Jason Holloway: Sure. No problem. Hey, Scott, how are you doing? So, as we stated on the call, we – we did – we did host this event and what we’ve been doing over the time that we’ve been working with K-12, we’ve gotten – we have a number of pilots that are active. We’ve gotten a lot of significant feedback from them in terms of how to make the deployment of our identity and access management solution a whole lot easier for them. So what we did is, we went into a development project and came out with soft search. So that this way we’re going more digital on the student side, so that – that way we’re not issuing a lot of the smart cards that have the – the chip that’s inserted. So they wanted more of a digital solution because they are handing out a lot of the Chrome, the Chrome workbooks and tablets and things like that.
So we did go in successfully develop that. And then the second thing we did is for the IT group and the teachers and all of the other staff members, they didn’t really want to have the smart cards plugged into the dongles that go into the side of their laptops. They wanted to be able to walk around freely and potentially jump from machine to machine. So what we’re doing now as part of the pilot program is we’ve gone to a Bluetooth reader in which you can insert that smart card credential what we call the PIV-I for them, and that gives them that capability of wirelessly connecting to these various machines. We’re using it in house at Y point successfully now, and that’s going well. And then – and then overall strategically what we’ve been doing is we are – we are positioning ourselves inside of K-12 to get more at the legislative level so that we can get – we can be a part of a bigger cyber security or security spending budget for these schools, so – and in order to do that we’ve been having to get the feedback from the K-12 schools, so that we can meet certain criteria so that we can be elevated and take advantage of again a lot of these state program to where we don’t have to go and deal with individual budgets of K-12 schools.
So hopefully this helps a little bit.
Scott Buck: That’s – that’s great color. I appreciate that. And then just last one from me.

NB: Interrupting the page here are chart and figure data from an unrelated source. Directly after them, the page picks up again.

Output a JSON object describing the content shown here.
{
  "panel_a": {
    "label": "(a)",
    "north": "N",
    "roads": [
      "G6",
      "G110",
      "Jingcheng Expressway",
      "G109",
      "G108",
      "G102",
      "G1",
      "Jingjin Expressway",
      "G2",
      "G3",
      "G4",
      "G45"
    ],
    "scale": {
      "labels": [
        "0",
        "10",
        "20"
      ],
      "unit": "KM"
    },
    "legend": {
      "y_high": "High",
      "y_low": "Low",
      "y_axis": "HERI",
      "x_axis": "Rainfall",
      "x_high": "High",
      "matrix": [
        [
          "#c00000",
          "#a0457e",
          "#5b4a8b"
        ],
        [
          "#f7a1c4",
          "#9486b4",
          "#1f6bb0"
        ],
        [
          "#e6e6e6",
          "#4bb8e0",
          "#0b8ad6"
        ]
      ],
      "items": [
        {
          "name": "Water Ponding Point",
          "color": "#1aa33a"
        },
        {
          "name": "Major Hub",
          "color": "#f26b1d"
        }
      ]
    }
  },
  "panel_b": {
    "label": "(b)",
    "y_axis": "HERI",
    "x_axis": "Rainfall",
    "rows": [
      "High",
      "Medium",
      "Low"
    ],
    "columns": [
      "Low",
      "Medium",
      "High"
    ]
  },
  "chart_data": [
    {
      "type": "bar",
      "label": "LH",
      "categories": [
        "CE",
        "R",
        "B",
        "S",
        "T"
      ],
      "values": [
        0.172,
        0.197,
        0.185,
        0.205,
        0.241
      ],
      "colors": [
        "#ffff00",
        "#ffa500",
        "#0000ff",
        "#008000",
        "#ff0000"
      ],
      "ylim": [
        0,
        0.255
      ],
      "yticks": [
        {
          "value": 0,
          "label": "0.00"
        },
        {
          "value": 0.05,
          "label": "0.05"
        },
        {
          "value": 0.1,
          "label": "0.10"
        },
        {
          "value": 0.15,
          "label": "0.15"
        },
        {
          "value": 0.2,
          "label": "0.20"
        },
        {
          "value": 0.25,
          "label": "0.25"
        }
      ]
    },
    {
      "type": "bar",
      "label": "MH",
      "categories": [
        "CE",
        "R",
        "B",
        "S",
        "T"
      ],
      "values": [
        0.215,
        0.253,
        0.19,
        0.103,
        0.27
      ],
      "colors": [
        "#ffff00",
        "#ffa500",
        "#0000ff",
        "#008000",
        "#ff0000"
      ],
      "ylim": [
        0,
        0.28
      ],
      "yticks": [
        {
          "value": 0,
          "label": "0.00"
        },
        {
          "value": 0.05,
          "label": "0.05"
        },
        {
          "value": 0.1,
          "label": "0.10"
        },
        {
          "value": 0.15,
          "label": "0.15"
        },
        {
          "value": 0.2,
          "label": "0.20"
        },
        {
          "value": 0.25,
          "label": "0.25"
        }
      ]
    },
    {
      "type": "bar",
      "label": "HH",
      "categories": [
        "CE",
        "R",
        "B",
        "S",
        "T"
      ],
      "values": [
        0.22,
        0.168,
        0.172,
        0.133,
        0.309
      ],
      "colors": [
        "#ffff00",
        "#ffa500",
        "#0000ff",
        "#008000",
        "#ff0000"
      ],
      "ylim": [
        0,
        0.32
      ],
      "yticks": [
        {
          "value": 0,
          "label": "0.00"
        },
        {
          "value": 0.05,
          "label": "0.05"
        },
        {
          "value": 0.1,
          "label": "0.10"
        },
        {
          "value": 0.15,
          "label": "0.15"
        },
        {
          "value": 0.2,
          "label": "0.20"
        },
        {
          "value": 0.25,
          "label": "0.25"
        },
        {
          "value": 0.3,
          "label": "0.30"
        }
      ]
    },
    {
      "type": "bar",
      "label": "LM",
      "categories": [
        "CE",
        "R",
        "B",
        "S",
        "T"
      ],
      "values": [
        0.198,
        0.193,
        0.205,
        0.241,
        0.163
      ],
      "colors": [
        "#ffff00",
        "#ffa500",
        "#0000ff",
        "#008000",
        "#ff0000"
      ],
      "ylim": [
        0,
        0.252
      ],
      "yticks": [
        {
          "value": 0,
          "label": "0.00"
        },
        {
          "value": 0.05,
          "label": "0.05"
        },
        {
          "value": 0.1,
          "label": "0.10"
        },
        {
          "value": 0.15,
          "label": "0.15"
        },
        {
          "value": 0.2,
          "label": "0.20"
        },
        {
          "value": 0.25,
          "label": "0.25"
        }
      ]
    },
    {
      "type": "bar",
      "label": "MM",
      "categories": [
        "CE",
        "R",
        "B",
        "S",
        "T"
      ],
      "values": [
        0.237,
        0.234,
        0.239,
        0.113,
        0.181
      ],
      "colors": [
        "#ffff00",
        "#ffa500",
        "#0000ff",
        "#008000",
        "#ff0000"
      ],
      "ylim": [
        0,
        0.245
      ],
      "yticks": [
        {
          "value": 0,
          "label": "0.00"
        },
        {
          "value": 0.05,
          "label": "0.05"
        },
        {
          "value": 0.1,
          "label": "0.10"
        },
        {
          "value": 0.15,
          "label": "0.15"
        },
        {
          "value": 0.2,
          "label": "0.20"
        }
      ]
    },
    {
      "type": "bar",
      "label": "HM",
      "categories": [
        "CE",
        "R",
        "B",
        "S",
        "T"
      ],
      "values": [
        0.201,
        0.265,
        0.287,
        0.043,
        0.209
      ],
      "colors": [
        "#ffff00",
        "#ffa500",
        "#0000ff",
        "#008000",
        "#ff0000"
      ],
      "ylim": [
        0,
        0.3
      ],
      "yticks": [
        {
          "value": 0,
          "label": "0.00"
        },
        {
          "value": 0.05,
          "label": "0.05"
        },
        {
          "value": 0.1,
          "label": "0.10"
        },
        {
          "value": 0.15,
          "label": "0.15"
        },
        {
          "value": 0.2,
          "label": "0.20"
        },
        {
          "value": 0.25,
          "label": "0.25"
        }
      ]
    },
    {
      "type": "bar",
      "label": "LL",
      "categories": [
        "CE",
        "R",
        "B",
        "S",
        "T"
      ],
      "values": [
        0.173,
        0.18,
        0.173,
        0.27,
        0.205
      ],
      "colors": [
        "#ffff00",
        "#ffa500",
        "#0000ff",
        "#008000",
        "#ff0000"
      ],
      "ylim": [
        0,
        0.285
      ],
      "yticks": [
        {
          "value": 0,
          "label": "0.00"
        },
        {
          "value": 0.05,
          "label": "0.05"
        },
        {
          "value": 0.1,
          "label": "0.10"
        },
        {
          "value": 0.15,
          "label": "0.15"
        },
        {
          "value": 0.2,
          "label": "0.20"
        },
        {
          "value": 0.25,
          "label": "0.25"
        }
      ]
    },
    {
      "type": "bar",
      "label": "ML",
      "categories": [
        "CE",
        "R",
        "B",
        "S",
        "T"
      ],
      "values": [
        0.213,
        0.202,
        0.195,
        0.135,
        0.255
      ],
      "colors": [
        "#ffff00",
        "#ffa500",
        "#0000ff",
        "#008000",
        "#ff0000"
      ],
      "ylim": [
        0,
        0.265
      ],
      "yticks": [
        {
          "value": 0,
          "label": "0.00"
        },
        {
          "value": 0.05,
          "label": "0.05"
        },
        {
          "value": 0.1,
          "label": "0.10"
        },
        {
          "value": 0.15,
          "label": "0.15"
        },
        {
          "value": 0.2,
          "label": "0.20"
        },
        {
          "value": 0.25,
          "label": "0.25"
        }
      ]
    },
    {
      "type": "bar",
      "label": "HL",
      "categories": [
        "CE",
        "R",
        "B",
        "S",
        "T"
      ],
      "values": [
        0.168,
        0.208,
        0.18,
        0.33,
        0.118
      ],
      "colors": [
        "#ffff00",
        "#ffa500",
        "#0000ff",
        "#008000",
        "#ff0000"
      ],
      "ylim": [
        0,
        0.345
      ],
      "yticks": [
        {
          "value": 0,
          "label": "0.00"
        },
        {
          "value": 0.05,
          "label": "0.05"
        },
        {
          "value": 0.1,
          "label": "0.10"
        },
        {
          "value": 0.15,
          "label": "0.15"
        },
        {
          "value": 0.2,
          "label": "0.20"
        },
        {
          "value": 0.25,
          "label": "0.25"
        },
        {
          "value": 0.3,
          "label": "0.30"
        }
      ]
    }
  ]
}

Jin, if you could kind of walk us through what your M&A criteria is, what are you looking for in a transaction?
Jin Kang: Well, we are looking for companies that are either horizontal and vertical integration opportunities, companies that – in terms of horizontal, we’re looking for companies that do the same thing that we do. Stable companies that do the same thing that we do and we can move them onto our delivery platform and we remove the redundancies to make the deal immediately accretive. We’re also looking for those companies that have specific intellectual properties or capabilities that’s going to deepen our capabilities and increase our depth of service. But, we are going to be concentrating more on organic growth and we’re not going to spend too much time looking around for these out of the blue M&A opportunities, because I think it’s critically important for us now that we are turning the corner here that we concentrate on organic growth.
But we’re not going to say no if somebody shows up with the right profile of a company that adds depth to our company or adds breadth of customers to our company as well. Just to allow – enhance what Jason had said about K-12, we do have several pilot programs going and we now have the capability for mass issuance to make the whole process of issuing digital certificates easier and more convenient. And he also talked – he already talked about the Bluetooth that’s going to make the form factor much more palatable for the K-12 community. And so we see a lot of good things happening there. We’ll be rolling out the Bluetooth capability here in the next week or so and we’ll see what kind of acceptance we get.
Scott Buck: Perfect. I appreciate the time guys. Thank you very much.
Jin Kang: Great. Thank you, Scott. I think we did receive an email question earlier. So, Bob, did you want to discuss that about gross margins.
Robert George: May need your help.
Jin Kang: Yes.
Robert George: Okay. The email question was during the call you noted that your gross margin percentage excluding carrier services revenues was 35% in the nine month period in 2022 and 34% in the nine months of 2023, what is driving the apparent margin compression? Good question. The recent gross margin excluding the carrier services is approximately 100 basis points lower in 2023 compared to the nine months in 2022, it’s a result of the increased noncash depreciation and amortization expenses in that period. The increase is a result of our investments in our delivered platforms being placed in the service during 2023 and the D&A and cost of sales for the nine months ended was $961,000 and $1.5 million in the nine months ended 2023.
This represents the entire difference in the 100 basis points of decreased margin. Including this item, cash margins are consistent from ’22 and are higher or – on higher revenues excluding care services. Also I’d like to highlight that we are have no debt other than long term leases, which are offset by right to use asset, as the accounting standards require. That’s all I have on that.
Jin Kang: Okay, great. Thank you. Operator, are there other questions?
Operator: There were no other questions at this time. This concludes our question and answer session. If your question was not taken, please contact WidePoint’s IR team at wyy@gateway-grp.com. I’d now like to turn the call back over to Mr. Jing Kang for his closing remarks.
Jin Kang: Thank you, operator. We appreciate everyone taking the time to join us today. As the operator mentioned if there were any questions that we did not address today, please contact our IR team. You can find their full contact information at the bottom of today’s earnings release. Thank you again and have a great evening.
Operator: Thank you for joining us today for WidePoint’s Third Quarter 2023 Conference Call. [Operator Closing Remarks].